Ferdy on Films, etc.

Film reviews and commentary, random thoughts on the world around us, blatant promotion of favorite charities, and other ponderables.

Monday, December 04, 2006

Searching for the Wrong-Eyed Jesus (2005)
Director: Andrew Douglas

Since the discovery of the New World, Europeans have been fascinated by American rustics. Indeed, Benjamin Franklin practically made a career in France out of being an "authentic" American. So it seemed natural for English director Andrew Douglas to want to go out and make a film about the American hillbillies and rednecks he envisioned after he encountered Jim White's debut album "Wrong-Eyed Jesus (Mysterious Tale of How I Shouted)." BBC Arena was more than willing to put up the funds to produce Searching for the Wrong-Eyed Jesus. Fascination with the bloodlines and musical heritage that run between the old families of the Old South and the even older families of Merrie Olde England make such a film an audience pleaser on the right side of the Atlantic. Throw in some decent country music, and you may have a film that people around the world will respond to.

Douglas uses White as the guide through the heart of the trailer-trash, Pentacostal, backwoods, musical South. To equip them properly for their journey, White secures a rusted boat of a car circa 1970 and buys a statue of Jesus to put in its trunk. As White drives Douglas and camera crew through lands that time forgot, he talks of his own spiritual feelings and desire to belong to the South, where he grew up but not where he was born or where he spends most of his time. He's fond of metaphors, and, for this writer, uses them to distraction.

They pass trailers by the dozens, towns that begin and end in the span of a five-minute drive, and some homes on stilts in the middle of swampland. The camera travels across water (shades of Jesus!) and lands in front of a house in the middle of a lake, its porch skimming the waters. On it stands the Handsome Family, who perform a song. This is the first of many musical interludes that seem to want to make a connection between the land and the music, but usually come off as too precious by half. Another clear miss is a haunting rendition of "Amazing Grace" played on a saw by Melissa Swingle as she sits on a blanket in the trunk of a car parked in the middle of a wood. Following this song, Douglas films her sitting in the back seat of the car telling a fairly pointless story about two of her relatives laughing at their grandmother's funeral.

Not all of the musical moments misstep, however. A Kentucky coal miner and banjo picker provides some touches of authenticity with his round, weathered face and old timey rendition of "Rye Whiskey." A finely crafted duet of "First There Was" by Johnny Dowd and Maggie Brown moves quietly between Dowd sitting in a barber shop and Brown curling a woman's hair in the adjacent beauty salon. Indeed, the male and female worlds seem to separate into two experiences as filmed by Douglas - heartache for women and hard work and violence for men. Only in church and in juke joints do the two worlds come together in a variation of the same kind of ecstatic, emotional release these hard-against-it people need to keep head and heart together.

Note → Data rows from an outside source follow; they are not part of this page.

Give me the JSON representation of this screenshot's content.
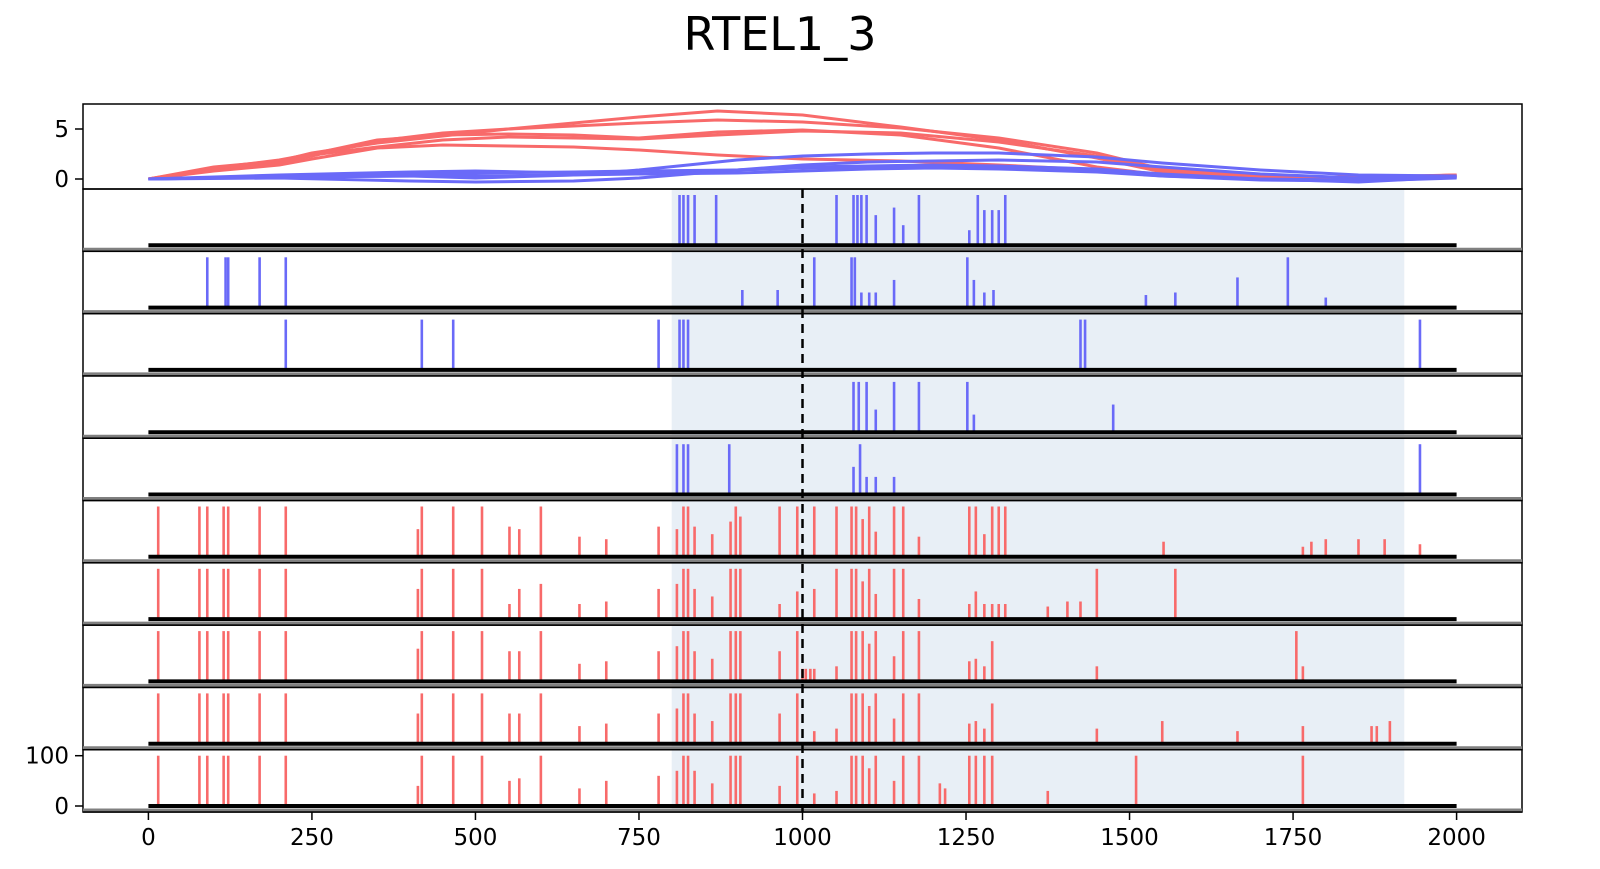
{
  "chart_data": {
    "type": "line",
    "title": "RTEL1_3",
    "xlim": [
      -100,
      2100
    ],
    "x_ticks": [
      0,
      250,
      500,
      750,
      1000,
      1250,
      1500,
      1750,
      2000
    ],
    "x_tick_labels": [
      "0",
      "250",
      "500",
      "750",
      "1000",
      "1250",
      "1500",
      "1750",
      "2000"
    ],
    "colors": {
      "red": "#f86a6a",
      "blue": "#6a6af8",
      "shade": "#e8eff6",
      "black": "#000000"
    },
    "shaded_region": [
      800,
      1920
    ],
    "dashed_marker_x": 1000,
    "top_panel": {
      "ylim": [
        -1,
        7.5
      ],
      "y_ticks": [
        0,
        5
      ],
      "y_tick_labels": [
        "0",
        "5"
      ],
      "series": [
        {
          "color": "red",
          "x": [
            0,
            100,
            200,
            250,
            350,
            450,
            550,
            650,
            750,
            870,
            1000,
            1150,
            1300,
            1450,
            1550,
            1650,
            1750,
            1850,
            2000
          ],
          "y": [
            0,
            1.2,
            1.8,
            2.6,
            3.6,
            4.3,
            5.0,
            5.6,
            6.2,
            6.8,
            6.4,
            5.2,
            3.9,
            2.1,
            0.7,
            0.3,
            0.1,
            0.1,
            0.3
          ]
        },
        {
          "color": "red",
          "x": [
            0,
            100,
            200,
            250,
            350,
            450,
            550,
            650,
            750,
            870,
            1000,
            1150,
            1300,
            1450,
            1550,
            1650,
            1750,
            1850,
            2000
          ],
          "y": [
            0,
            1.0,
            1.6,
            2.3,
            3.8,
            4.6,
            5.0,
            5.3,
            5.6,
            5.9,
            5.7,
            5.1,
            4.1,
            2.6,
            1.0,
            0.5,
            0.2,
            0.2,
            0.4
          ]
        },
        {
          "color": "red",
          "x": [
            0,
            100,
            200,
            250,
            350,
            450,
            550,
            650,
            750,
            870,
            1000,
            1150,
            1300,
            1450,
            1550,
            1650,
            1750,
            1850,
            2000
          ],
          "y": [
            0,
            0.9,
            1.5,
            2.4,
            3.2,
            3.9,
            4.2,
            4.1,
            4.0,
            4.4,
            4.8,
            4.6,
            3.7,
            2.3,
            0.9,
            0.4,
            0.2,
            0.1,
            0.3
          ]
        },
        {
          "color": "red",
          "x": [
            0,
            100,
            200,
            250,
            350,
            450,
            550,
            650,
            750,
            870,
            1000,
            1150,
            1300,
            1450,
            1550,
            1650,
            1750,
            1850,
            2000
          ],
          "y": [
            0,
            1.1,
            1.9,
            2.5,
            3.9,
            4.4,
            4.5,
            4.4,
            4.1,
            4.7,
            4.9,
            4.4,
            3.1,
            1.2,
            0.4,
            0.2,
            0.1,
            0.1,
            0.4
          ]
        },
        {
          "color": "red",
          "x": [
            0,
            100,
            200,
            250,
            350,
            450,
            550,
            650,
            750,
            870,
            1000,
            1150,
            1300,
            1450,
            1550,
            1650,
            1750,
            1850,
            2000
          ],
          "y": [
            0,
            0.8,
            1.4,
            2.0,
            3.1,
            3.4,
            3.3,
            3.2,
            2.9,
            2.4,
            2.0,
            1.8,
            1.4,
            0.9,
            0.5,
            0.3,
            0.1,
            0.1,
            0.4
          ]
        },
        {
          "color": "blue",
          "x": [
            0,
            200,
            400,
            500,
            650,
            750,
            900,
            1000,
            1100,
            1200,
            1300,
            1450,
            1550,
            1700,
            1850,
            2000
          ],
          "y": [
            0,
            0.2,
            0.3,
            0.1,
            0.4,
            0.9,
            1.9,
            2.3,
            2.5,
            2.6,
            2.6,
            2.2,
            1.6,
            0.9,
            0.4,
            0.3
          ]
        },
        {
          "color": "blue",
          "x": [
            0,
            200,
            400,
            500,
            650,
            750,
            900,
            1000,
            1100,
            1200,
            1300,
            1450,
            1550,
            1700,
            1850,
            2000
          ],
          "y": [
            0,
            0.1,
            -0.2,
            -0.3,
            -0.2,
            0.1,
            0.9,
            1.4,
            1.7,
            1.8,
            1.9,
            1.7,
            1.2,
            0.5,
            0.1,
            0.2
          ]
        },
        {
          "color": "blue",
          "x": [
            0,
            200,
            400,
            500,
            650,
            750,
            900,
            1000,
            1100,
            1200,
            1300,
            1450,
            1550,
            1700,
            1850,
            2000
          ],
          "y": [
            0,
            0.4,
            0.7,
            0.8,
            0.6,
            0.5,
            0.9,
            1.2,
            1.3,
            1.4,
            1.3,
            1.0,
            0.5,
            0.0,
            -0.3,
            0.2
          ]
        },
        {
          "color": "blue",
          "x": [
            0,
            200,
            400,
            500,
            650,
            750,
            900,
            1000,
            1100,
            1200,
            1300,
            1450,
            1550,
            1700,
            1850,
            2000
          ],
          "y": [
            0,
            0.3,
            0.5,
            0.6,
            0.7,
            0.8,
            0.9,
            1.1,
            1.2,
            1.3,
            1.2,
            0.8,
            0.3,
            -0.1,
            -0.2,
            0.1
          ]
        },
        {
          "color": "blue",
          "x": [
            0,
            200,
            400,
            500,
            650,
            750,
            900,
            1000,
            1100,
            1200,
            1300,
            1450,
            1550,
            1700,
            1850,
            2000
          ],
          "y": [
            0,
            0.2,
            0.3,
            0.3,
            0.4,
            0.5,
            0.6,
            0.8,
            1.0,
            1.1,
            1.0,
            0.7,
            0.3,
            0.0,
            -0.1,
            0.2
          ]
        }
      ]
    },
    "track_panels": {
      "ylim": [
        0,
        100
      ],
      "y_ticks": [
        0,
        100
      ],
      "y_tick_labels": [
        "0",
        "100"
      ],
      "tracks": [
        {
          "color": "blue",
          "positions": [
            812,
            818,
            825,
            835,
            868,
            1052,
            1078,
            1084,
            1090,
            1098,
            1112,
            1140,
            1154,
            1178,
            1255,
            1268,
            1278,
            1290,
            1300,
            1310
          ],
          "heights": [
            100,
            100,
            100,
            100,
            100,
            100,
            100,
            100,
            100,
            100,
            60,
            75,
            40,
            100,
            30,
            100,
            70,
            70,
            70,
            100
          ]
        },
        {
          "color": "blue",
          "positions": [
            90,
            118,
            122,
            170,
            210,
            908,
            962,
            1018,
            1075,
            1080,
            1090,
            1102,
            1112,
            1140,
            1252,
            1262,
            1278,
            1292,
            1525,
            1570,
            1665,
            1742,
            1800
          ],
          "heights": [
            100,
            100,
            100,
            100,
            100,
            35,
            35,
            100,
            100,
            100,
            30,
            30,
            30,
            55,
            100,
            55,
            30,
            35,
            25,
            30,
            60,
            100,
            20
          ]
        },
        {
          "color": "blue",
          "positions": [
            210,
            418,
            466,
            780,
            812,
            818,
            825,
            1425,
            1432,
            1944
          ],
          "heights": [
            100,
            100,
            100,
            100,
            100,
            100,
            100,
            100,
            100,
            100
          ]
        },
        {
          "color": "blue",
          "positions": [
            1078,
            1086,
            1098,
            1112,
            1140,
            1178,
            1252,
            1262,
            1475
          ],
          "heights": [
            100,
            100,
            100,
            45,
            100,
            100,
            100,
            35,
            55
          ]
        },
        {
          "color": "blue",
          "positions": [
            808,
            818,
            825,
            888,
            1078,
            1088,
            1098,
            1112,
            1140,
            1944
          ],
          "heights": [
            100,
            100,
            100,
            100,
            55,
            100,
            35,
            35,
            35,
            100
          ]
        },
        {
          "color": "red",
          "positions": [
            15,
            78,
            90,
            115,
            122,
            170,
            210,
            412,
            418,
            466,
            510,
            552,
            567,
            600,
            659,
            700,
            780,
            808,
            818,
            825,
            835,
            862,
            890,
            898,
            905,
            965,
            992,
            1018,
            1052,
            1075,
            1082,
            1092,
            1102,
            1112,
            1140,
            1154,
            1178,
            1255,
            1265,
            1278,
            1290,
            1300,
            1310,
            1552,
            1765,
            1778,
            1800,
            1850,
            1890,
            1944
          ],
          "heights": [
            100,
            100,
            100,
            100,
            100,
            100,
            100,
            55,
            100,
            100,
            100,
            60,
            55,
            100,
            40,
            35,
            60,
            55,
            100,
            100,
            60,
            45,
            70,
            100,
            80,
            100,
            100,
            100,
            100,
            100,
            100,
            75,
            100,
            50,
            100,
            100,
            40,
            100,
            100,
            45,
            100,
            100,
            100,
            30,
            20,
            30,
            35,
            35,
            35,
            25
          ]
        },
        {
          "color": "red",
          "positions": [
            15,
            78,
            90,
            115,
            122,
            170,
            210,
            412,
            418,
            466,
            510,
            552,
            567,
            600,
            659,
            700,
            780,
            808,
            818,
            825,
            835,
            862,
            890,
            898,
            905,
            965,
            992,
            1018,
            1052,
            1075,
            1082,
            1092,
            1102,
            1112,
            1140,
            1154,
            1178,
            1255,
            1265,
            1278,
            1290,
            1300,
            1310,
            1375,
            1405,
            1425,
            1450,
            1570
          ],
          "heights": [
            100,
            100,
            100,
            100,
            100,
            100,
            100,
            60,
            100,
            100,
            100,
            30,
            60,
            70,
            30,
            35,
            60,
            70,
            100,
            100,
            60,
            45,
            100,
            100,
            100,
            30,
            55,
            60,
            100,
            100,
            100,
            75,
            100,
            50,
            100,
            100,
            40,
            30,
            55,
            30,
            30,
            30,
            30,
            25,
            35,
            35,
            100,
            100
          ]
        },
        {
          "color": "red",
          "positions": [
            15,
            78,
            90,
            115,
            122,
            170,
            210,
            412,
            418,
            466,
            510,
            552,
            567,
            600,
            659,
            700,
            780,
            808,
            818,
            825,
            835,
            862,
            890,
            898,
            905,
            965,
            992,
            1000,
            1005,
            1012,
            1018,
            1052,
            1075,
            1082,
            1092,
            1102,
            1112,
            1140,
            1154,
            1178,
            1255,
            1265,
            1278,
            1290,
            1450,
            1755,
            1765
          ],
          "heights": [
            100,
            100,
            100,
            100,
            100,
            100,
            100,
            65,
            100,
            100,
            100,
            60,
            60,
            100,
            35,
            40,
            60,
            70,
            100,
            100,
            60,
            45,
            100,
            100,
            100,
            60,
            100,
            25,
            25,
            25,
            25,
            30,
            100,
            100,
            100,
            75,
            100,
            50,
            100,
            100,
            40,
            45,
            30,
            80,
            30,
            100,
            30
          ]
        },
        {
          "color": "red",
          "positions": [
            15,
            78,
            90,
            115,
            122,
            170,
            210,
            412,
            418,
            466,
            510,
            552,
            567,
            600,
            659,
            700,
            780,
            808,
            818,
            825,
            835,
            862,
            890,
            898,
            905,
            965,
            992,
            1018,
            1052,
            1075,
            1082,
            1092,
            1102,
            1112,
            1140,
            1154,
            1178,
            1255,
            1265,
            1278,
            1290,
            1450,
            1550,
            1665,
            1765,
            1870,
            1878,
            1898
          ],
          "heights": [
            100,
            100,
            100,
            100,
            100,
            100,
            100,
            60,
            100,
            100,
            100,
            60,
            60,
            100,
            35,
            40,
            60,
            70,
            100,
            100,
            60,
            45,
            100,
            100,
            100,
            60,
            100,
            25,
            30,
            100,
            100,
            100,
            75,
            100,
            50,
            100,
            100,
            40,
            45,
            30,
            80,
            30,
            45,
            25,
            35,
            35,
            35,
            45
          ]
        },
        {
          "color": "red",
          "positions": [
            15,
            78,
            90,
            115,
            122,
            170,
            210,
            412,
            418,
            466,
            510,
            552,
            567,
            600,
            659,
            700,
            780,
            808,
            818,
            825,
            835,
            862,
            890,
            898,
            905,
            965,
            992,
            1018,
            1052,
            1075,
            1082,
            1092,
            1102,
            1112,
            1140,
            1154,
            1178,
            1210,
            1218,
            1255,
            1265,
            1278,
            1290,
            1375,
            1510,
            1765
          ],
          "heights": [
            100,
            100,
            100,
            100,
            100,
            100,
            100,
            40,
            100,
            100,
            100,
            50,
            55,
            100,
            35,
            50,
            60,
            70,
            100,
            100,
            70,
            45,
            100,
            100,
            100,
            40,
            100,
            25,
            30,
            100,
            100,
            100,
            75,
            100,
            50,
            100,
            100,
            45,
            35,
            100,
            100,
            100,
            100,
            30,
            100,
            100
          ]
        }
      ]
    }
  }
}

Perhaps the best parts of this film for me are the musing of Georgia-born writer Harry Crews. He provides one of the best descriptions of the heart of the South I've heard simply by explaining what the people in his town did when the Sears Roebuck catalog arrived in the mail. First, he points out that all of the people in the catalog were perfect, "with all the fingers they were entitled to," and all the people in his town were maimed and marked from physical labor, brawling, and disease. Nonetheless, the townspeople gave the Sears people "lives" like their own - pairing a female model on page 33 with a male model on another page and imagining an affair between them that the female's daddy on page 107 was going to end using a rifle. The South is about family, and at least among the people Douglas meets, about troubled family life. It's easy to see why the sacrificed Son of God would seem a familiar and living being to these people.

And it's easy to see that Jim White's real quest is not to be Southern in his blood, as he claims, but to have family ties that bind. This fact, I think, is what saves this film from its considerable shortcomings - its unmotivated artiness (including its last, utterly false shot), Diane Arbus-like portraits of its subjects, and the complete absence of African Americans and a mention of the obvious link between Pentacostal worship and African-inspired rituals of the Southern Baptist church. White really loves these people. So while Searching for the Wrong-Eyed Jesus tells us nothing new about the South and revels in its cliche, gothic images, thanks to Jim White, its heart is strong. l

For an excellent contemporary film about the South that gets at the ides of Searching for the Wrong-Eyed Jesus without jumping through all the fancy hoops, I highly recommend Junebug. Tellingly, perhaps, the outsider in that film is English.